If you are able to isolate away from each other in the home, then the last time you were in close contact would be the day you started isolating away from the person who is ill. If you are not able to isolate at home then the last time you are in close contact is not until the day the ill person no longer needs to isolate (5 days after onset of symptoms or day of positive test, and 24 hours fever free, and symptoms improving).

If you have received any booster shot, are less than 5 months out from a Pfizer or Moderna vaccine series, less than 2 months out from a Johnson and Johnson vaccine, or have tested positive for COVID-19 within the last 3 months:

  • You do not need to quarantine unless you start to develop symptoms.  It is recommended you get tested 5 days after exposure and continue to wear a mask for 10 days in public.  Clean frequently touched or shared surfaces in the home and use separate bathrooms if possible.

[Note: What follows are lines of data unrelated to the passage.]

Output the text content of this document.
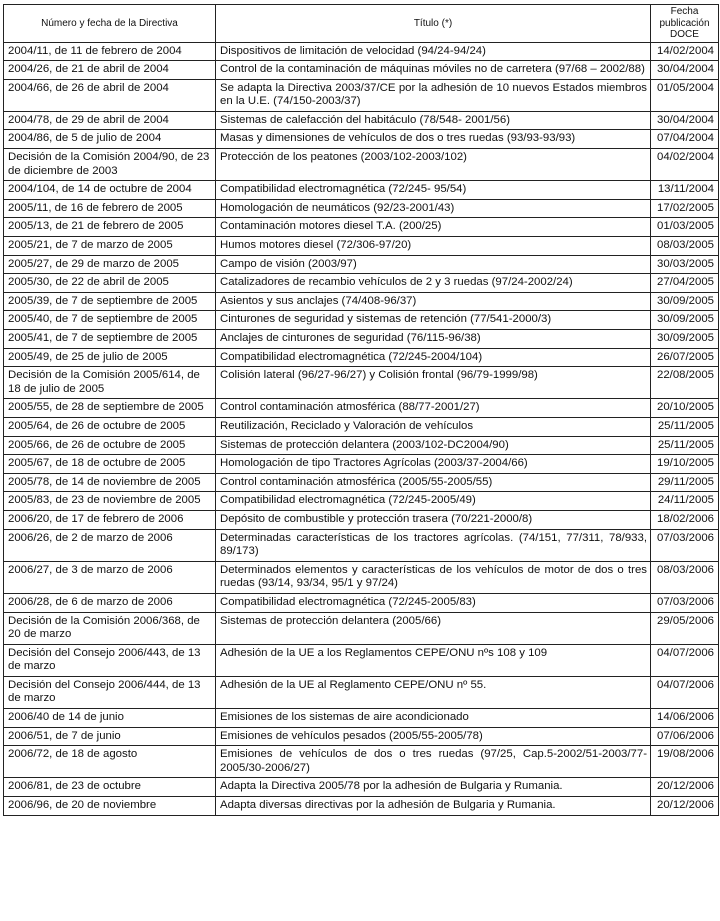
Número y fecha de la Directiva	Título (*)	Fecha publicación DOCE
2004/11, de 11 de febrero de 2004	Dispositivos de limitación de velocidad (94/24-94/24)	14/02/2004
2004/26, de 21 de abril de 2004	Control de la contaminación de máquinas móviles no de carretera (97/68 – 2002/88)	30/04/2004
2004/66, de 26 de abril de 2004	Se adapta la Directiva 2003/37/CE por la adhesión de 10 nuevos Estados miembros en la U.E. (74/150-2003/37)	01/05/2004
2004/78, de 29 de abril de 2004	Sistemas de calefacción del habitáculo (78/548- 2001/56)	30/04/2004
2004/86, de 5 de julio de 2004	Masas y dimensiones de vehículos de dos o tres ruedas (93/93-93/93)	07/04/2004
Decisión de la Comisión 2004/90, de 23 de diciembre de 2003	Protección de los peatones (2003/102-2003/102)	04/02/2004
2004/104, de 14 de octubre de 2004	Compatibilidad electromagnética (72/245- 95/54)	13/11/2004
2005/11, de 16 de febrero de 2005	Homologación de neumáticos (92/23-2001/43)	17/02/2005
2005/13, de 21 de febrero de 2005	Contaminación motores diesel T.A. (200/25)	01/03/2005
2005/21, de 7 de marzo de 2005	Humos motores diesel (72/306-97/20)	08/03/2005
2005/27, de 29 de marzo de 2005	Campo de visión (2003/97)	30/03/2005
2005/30, de 22 de abril de 2005	Catalizadores de recambio vehículos de 2 y 3 ruedas (97/24-2002/24)	27/04/2005
2005/39, de 7 de septiembre de 2005	Asientos y sus anclajes (74/408-96/37)	30/09/2005
2005/40, de 7 de septiembre de 2005	Cinturones de seguridad y sistemas de retención (77/541-2000/3)	30/09/2005
2005/41, de 7 de septiembre de 2005	Anclajes de cinturones de seguridad (76/115-96/38)	30/09/2005
2005/49, de 25 de julio de 2005	Compatibilidad electromagnética (72/245-2004/104)	26/07/2005
Decisión de la Comisión 2005/614, de 18 de julio de 2005	Colisión lateral (96/27-96/27) y Colisión frontal (96/79-1999/98)	22/08/2005
2005/55, de 28 de septiembre de 2005	Control contaminación atmosférica (88/77-2001/27)	20/10/2005
2005/64, de 26 de octubre de 2005	Reutilización, Reciclado y Valoración de vehículos	25/11/2005
2005/66, de 26 de octubre de 2005	Sistemas de protección delantera (2003/102-DC2004/90)	25/11/2005
2005/67, de 18 de octubre de 2005	Homologación de tipo Tractores Agrícolas (2003/37-2004/66)	19/10/2005
2005/78, de 14 de noviembre de 2005	Control contaminación atmosférica (2005/55-2005/55)	29/11/2005
2005/83, de 23 de noviembre de 2005	Compatibilidad electromagnética (72/245-2005/49)	24/11/2005
2006/20, de 17 de febrero de 2006	Depósito de combustible y protección trasera (70/221-2000/8)	18/02/2006
2006/26, de 2 de marzo de 2006	Determinadas características de los tractores agrícolas. (74/151, 77/311, 78/933, 89/173)	07/03/2006
2006/27, de 3 de marzo de 2006	Determinados elementos y características de los vehículos de motor de dos o tres ruedas (93/14, 93/34, 95/1 y 97/24)	08/03/2006
2006/28, de 6 de marzo de 2006	Compatibilidad electromagnética (72/245-2005/83)	07/03/2006
Decisión de la Comisión 2006/368, de 20 de marzo	Sistemas de protección delantera (2005/66)	29/05/2006
Decisión del Consejo 2006/443, de 13 de marzo	Adhesión de la UE a los Reglamentos CEPE/ONU nºs 108 y 109	04/07/2006
Decisión del Consejo 2006/444, de 13 de marzo	Adhesión de la UE al Reglamento CEPE/ONU nº 55.	04/07/2006
2006/40 de 14 de junio	Emisiones de los sistemas de aire acondicionado	14/06/2006
2006/51, de 7 de junio	Emisiones de vehículos pesados (2005/55-2005/78)	07/06/2006
2006/72, de 18 de agosto	Emisiones de vehículos de dos o tres ruedas (97/25, Cap.5-2002/51-2003/77-2005/30-2006/27)	19/08/2006
2006/81, de 23 de octubre	Adapta la Directiva 2005/78 por la adhesión de Bulgaria y Rumania.	20/12/2006
2006/96, de 20 de noviembre	Adapta diversas directivas por la adhesión de Bulgaria y Rumania.	20/12/2006
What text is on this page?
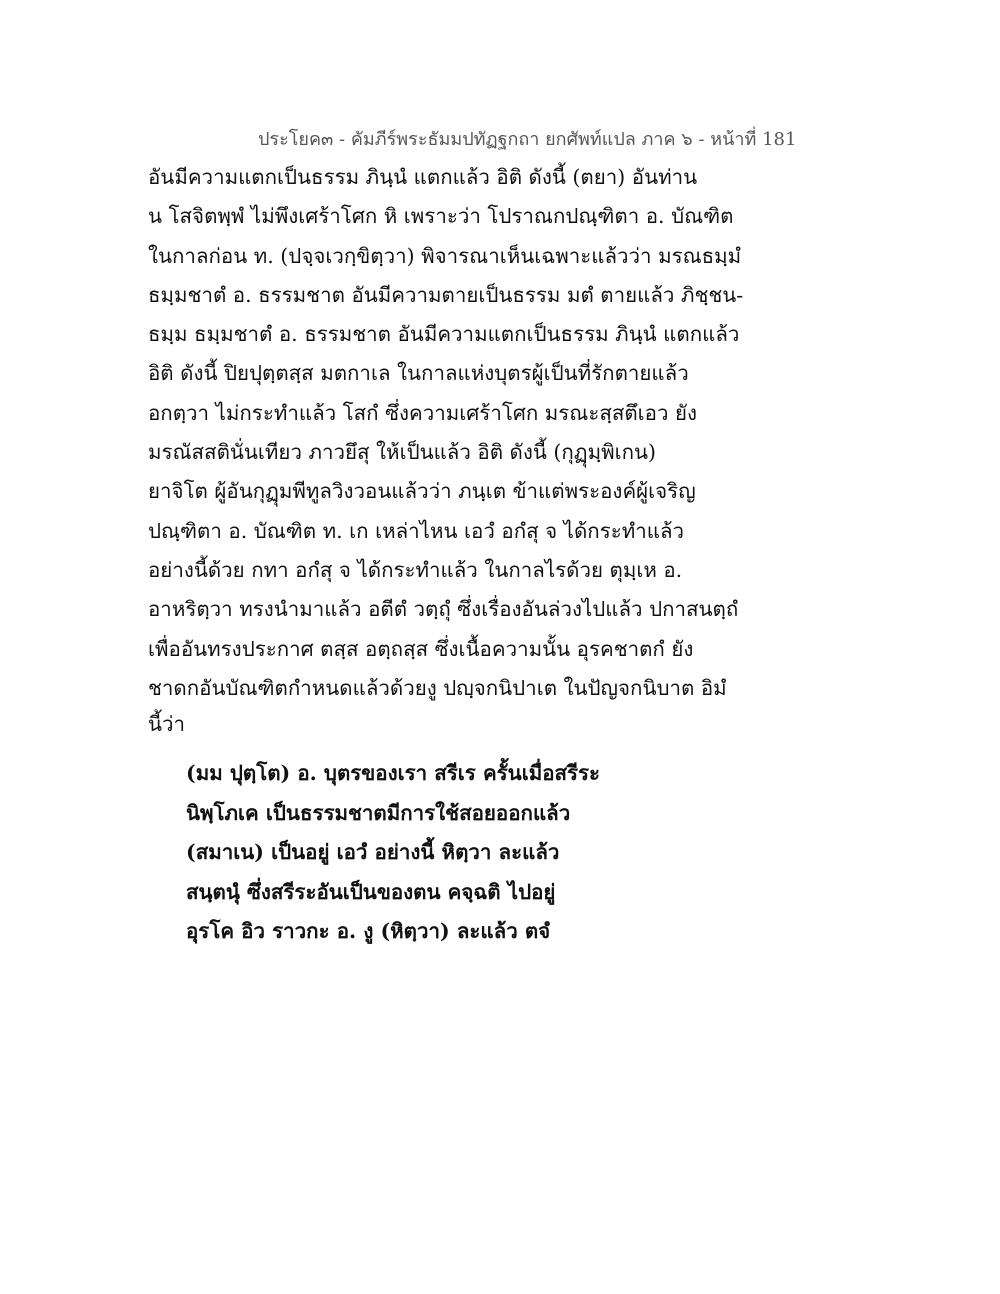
ประโยค๓ - คัมภีร์พระธัมมปทัฏฐกถา ยกศัพท์แปล ภาค ๖ - หน้าที่ 181
อันมีความแตกเป็นธรรม ภินฺนํ แตกแล้ว อิติ ดังนี้ (ตยา) อันท่าน
น โสจิตพฺพํ ไม่พึงเศร้าโศก หิ เพราะว่า โปราณกปณฺฑิตา อ. บัณฑิต
ในกาลก่อน ท. (ปจฺจเวกฺขิตฺวา) พิจารณาเห็นเฉพาะแล้วว่า มรณธมฺมํ
ธมฺมชาตํ อ. ธรรมชาต อันมีความตายเป็นธรรม มตํ ตายแล้ว ภิชฺชน-
ธมฺม ธมฺมชาตํ อ. ธรรมชาต อันมีความแตกเป็นธรรม ภินฺนํ แตกแล้ว
อิติ ดังนี้ ปิยปุตฺตสฺส มตกาเล ในกาลแห่งบุตรผู้เป็นที่รักตายแล้ว
อกตฺวา ไม่กระทำแล้ว โสกํ ซึ่งความเศร้าโศก มรณะสฺสตึเอว ยัง
มรณัสสตินั่นเทียว ภาวยึสุ ให้เป็นแล้ว อิติ ดังนี้ (กุฏุมฺพิเกน)
ยาจิโต ผู้อันกุฏุมพีทูลวิงวอนแล้วว่า ภนฺเต ข้าแต่พระองค์ผู้เจริญ
ปณฺฑิตา อ. บัณฑิต ท. เก เหล่าไหน เอวํ อกํสุ จ ได้กระทำแล้ว
อย่างนี้ด้วย กทา อกํสุ จ ได้กระทำแล้ว ในกาลไรด้วย ตุมฺเห อ.
อาหริตฺวา ทรงนำมาแล้ว อตีตํ วตฺถุํ ซึ่งเรื่องอันล่วงไปแล้ว ปกาสนตฺถํ
เพื่ออันทรงประกาศ ตสฺส อตฺถสฺส ซึ่งเนื้อความนั้น อุรคชาตกํ ยัง
ชาดกอันบัณฑิตกำหนดแล้วด้วยงู ปญฺจกนิปาเต ในปัญจกนิบาต อิมํ
นี้ว่า
(มม ปุตฺโต) อ. บุตรของเรา สรีเร ครั้นเมื่อสรีระ
นิพฺโภเค เป็นธรรมชาตมีการใช้สอยออกแล้ว
(สมาเน) เป็นอยู่ เอวํ อย่างนี้ หิตฺวา ละแล้ว
สนฺตนุํ ซึ่งสรีระอันเป็นของตน คจฺฉติ ไปอยู่
อุรโค อิว ราวกะ อ. งู (หิตฺวา) ละแล้ว ตจํ
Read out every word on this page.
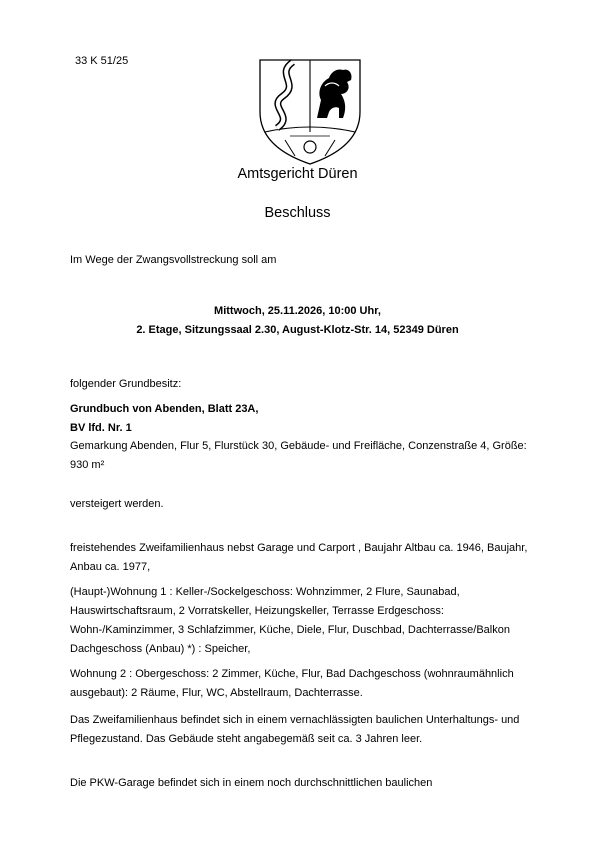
33 K 51/25
Amtsgericht Düren
Beschluss
Im Wege der Zwangsvollstreckung soll am
Mittwoch, 25.11.2026, 10:00 Uhr,
2. Etage, Sitzungssaal 2.30, August-Klotz-Str. 14, 52349 Düren
folgender Grundbesitz:
Grundbuch von Abenden, Blatt 23A,
BV lfd. Nr. 1
Gemarkung Abenden, Flur 5, Flurstück 30, Gebäude- und Freifläche, Conzenstraße 4, Größe: 930 m²
versteigert werden.
freistehendes Zweifamilienhaus nebst Garage und Carport , Baujahr Altbau ca. 1946, Baujahr, Anbau ca. 1977,
(Haupt-)Wohnung 1 : Keller-/Sockelgeschoss: Wohnzimmer, 2 Flure, Saunabad, Hauswirtschaftsraum, 2 Vorratskeller, Heizungskeller, Terrasse Erdgeschoss: Wohn-/Kaminzimmer, 3 Schlafzimmer, Küche, Diele, Flur, Duschbad, Dachterrasse/Balkon Dachgeschoss (Anbau) *) : Speicher,
Wohnung 2 : Obergeschoss: 2 Zimmer, Küche, Flur, Bad Dachgeschoss (wohnraumähnlich ausgebaut): 2 Räume, Flur, WC, Abstellraum, Dachterrasse.
Das Zweifamilienhaus befindet sich in einem vernachlässigten baulichen Unterhaltungs- und Pflegezustand. Das Gebäude steht angabegemäß seit ca. 3 Jahren leer.
Die PKW-Garage befindet sich in einem noch durchschnittlichen baulichen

Who is considered exposed to someone with COVID-19?

People in the following situations should consider themselves exposed to COVID-19:

  • Those who were within 6 feet of someone who has COVID-19 for 15 consecutive minutes or more over 24 hours
  • Those who live with someone who has symptoms of COVID-19 (fever or respiratory symptoms) or has tested positive for COVID-19
  • Those who provided care at home to someone who is sick with COVID-19
  • Those who had direct physical contact with someone who has COVID-19 (hugged or kissed them)
  • A person with COVID-19 sneezed, coughed, or somehow got respiratory droplets on you

Refer to the previous question regarding quarantine guidelines to determine if you need to quarantine at home.

Why did the isolation and quarantine guidance change from 10 days to 5?

Data has shown that people are more infectious during the early part of their illness, so the time a person is expected to remain at home due to exposure or infection was reduced.  These guidelines do not affect healthcare personnel and do not supersede state or local laws or regulations.

How are you reporting COVID-19 data?

To more accurately reflect the data our team is monitoring, we will be publishing PCR and antigen positive cases, along with the number of hospitalized patients, recovered cases, and deaths. As testing becomes more widely available, we want to provide the public with more data since these numbers are widely circulated on social media. These numbers are found on the banner on the top of this website and are posted during the week on our Facebook page.

Why is there a discrepancy in numbers from State to County?

In an effort to publish the most up to date information on local numbers, the Black Hawk County Department of Health reports COVID-19 cases as they become available. The Black Hawk County Department of Health reported cases include positive PCR tests, positive antigen tests, and symptomatic close contacts of cases. As a result, the county’s data may differ from the state’s reported cases.

Some Important Definitions:

  • PCR test: A positive PCR test indicates an ongoing infection. This test has to be processed in a lab and takes about 1-2 days for the results to come back. It is considered the "gold standard" for COVID-19 testing.
  • Antigen test: An antigen test is sometimes called a "rapid test." It also identifies active infection and is found in some home test kits.
  • Symptomatic close contact: A person that is exhibiting symptoms of COVID-19 and is a close contact to a person that tested positive for COVID-19. Close contacts are identified by the health department through case investigations.